The road map to peace
Let us assume that the problem is well defined and there is
a need for peace. Then the question that poses itself is, what is the best way
to achieve a solution. Is it by holding conferences between people who do know
each other? Talk about the papers that have been carefully prepared and come
out with what is called a ‘peace charter’ that will be endorsed by various
groups in the region afterwards? Is it just for the sake of justifying the
funding? To claim that so many people have met and came up with an ‘important’
document that will be a road map for peace?
I know from some of my friends who have been contacted to
attend the conference that there has been a shopping spree to hunt for Muslim
names in the Internet and contact them so as to show a diverse attendance list.
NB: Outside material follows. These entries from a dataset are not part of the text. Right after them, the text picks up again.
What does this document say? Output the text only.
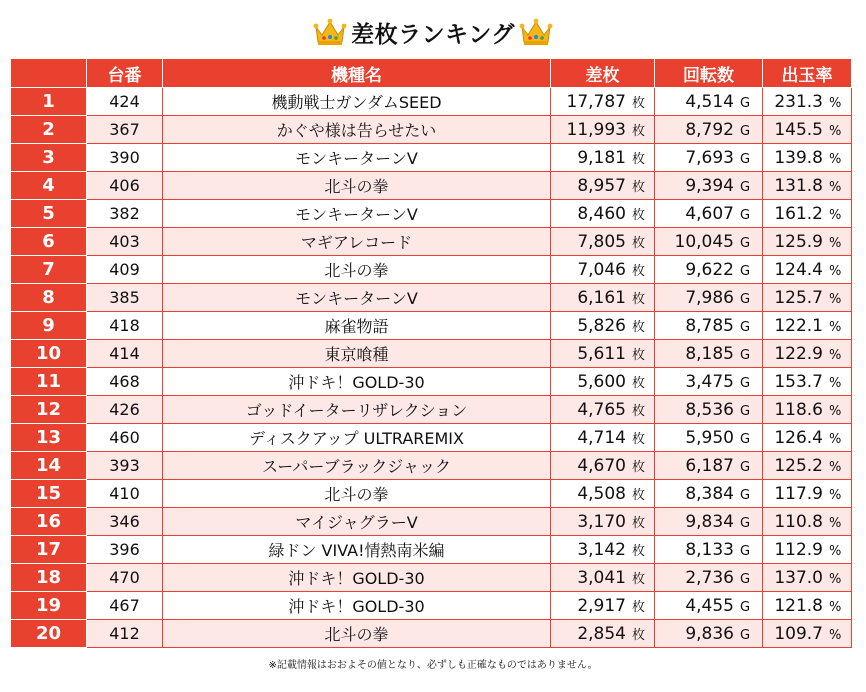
差枚ランキング
	台番	機種名	差枚	回転数	出玉率
1	424	機動戦士ガンダムSEED	17,787 枚	4,514 G	231.3 %
2	367	かぐや様は告らせたい	11,993 枚	8,792 G	145.5 %
3	390	モンキーターンV	9,181 枚	7,693 G	139.8 %
4	406	北斗の拳	8,957 枚	9,394 G	131.8 %
5	382	モンキーターンV	8,460 枚	4,607 G	161.2 %
6	403	マギアレコード	7,805 枚	10,045 G	125.9 %
7	409	北斗の拳	7,046 枚	9,622 G	124.4 %
8	385	モンキーターンV	6,161 枚	7,986 G	125.7 %
9	418	麻雀物語	5,826 枚	8,785 G	122.1 %
10	414	東京喰種	5,611 枚	8,185 G	122.9 %
11	468	沖ドキ！GOLD-30	5,600 枚	3,475 G	153.7 %
12	426	ゴッドイーターリザレクション	4,765 枚	8,536 G	118.6 %
13	460	ディスクアップ ULTRAREMIX	4,714 枚	5,950 G	126.4 %
14	393	スーパーブラックジャック	4,670 枚	6,187 G	125.2 %
15	410	北斗の拳	4,508 枚	8,384 G	117.9 %
16	346	マイジャグラーV	3,170 枚	9,834 G	110.8 %
17	396	緑ドン VIVA!情熱南米編	3,142 枚	8,133 G	112.9 %
18	470	沖ドキ！GOLD-30	3,041 枚	2,736 G	137.0 %
19	467	沖ドキ！GOLD-30	2,917 枚	4,455 G	121.8 %
20	412	北斗の拳	2,854 枚	9,836 G	109.7 %
※記載情報はおおよその値となり、必ずしも正確なものではありません。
At least this is positive, (even if it were for cosmetic surgery) that the
non-Tigrinya are no more being taken for granted. Ironically, thanks to exile,
many have got access to higher education and they have also become empowered by
the Internet. Gone are the days that they would be ignored.
The implications of attending the conference
People attend meetings and conferences for various reasons.
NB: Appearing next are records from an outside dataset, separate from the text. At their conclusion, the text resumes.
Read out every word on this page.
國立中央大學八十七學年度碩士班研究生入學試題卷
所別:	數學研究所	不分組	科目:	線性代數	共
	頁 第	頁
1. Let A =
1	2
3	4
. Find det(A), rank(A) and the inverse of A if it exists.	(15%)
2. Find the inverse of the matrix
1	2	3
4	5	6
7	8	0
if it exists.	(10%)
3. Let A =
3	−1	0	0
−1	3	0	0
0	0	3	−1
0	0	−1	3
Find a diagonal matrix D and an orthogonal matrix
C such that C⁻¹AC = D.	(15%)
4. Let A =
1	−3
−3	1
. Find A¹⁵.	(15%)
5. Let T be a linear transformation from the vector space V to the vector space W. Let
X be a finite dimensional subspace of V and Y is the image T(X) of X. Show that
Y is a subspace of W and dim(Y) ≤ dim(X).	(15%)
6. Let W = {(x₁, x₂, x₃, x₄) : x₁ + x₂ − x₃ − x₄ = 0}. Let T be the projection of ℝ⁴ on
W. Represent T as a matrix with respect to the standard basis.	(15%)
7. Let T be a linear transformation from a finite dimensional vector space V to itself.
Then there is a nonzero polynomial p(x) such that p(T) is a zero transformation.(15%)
Scholars may be interested in attending because they love conferences. They
would like to present and publish papers. Especially when funding sources are
scare and not as abundant as they used to be. Others may think they can make genuine
contributions. Others would like to take the opportunity to visit their friends
and see London. Attendance entails responsibilities. By your mere attendance,
you give legitimacy to a vaguely defined undertaking whose outcome is already
decided in the form of a charter. But for whatever reason you might be
attending, good luck and enjoy the attractions of London.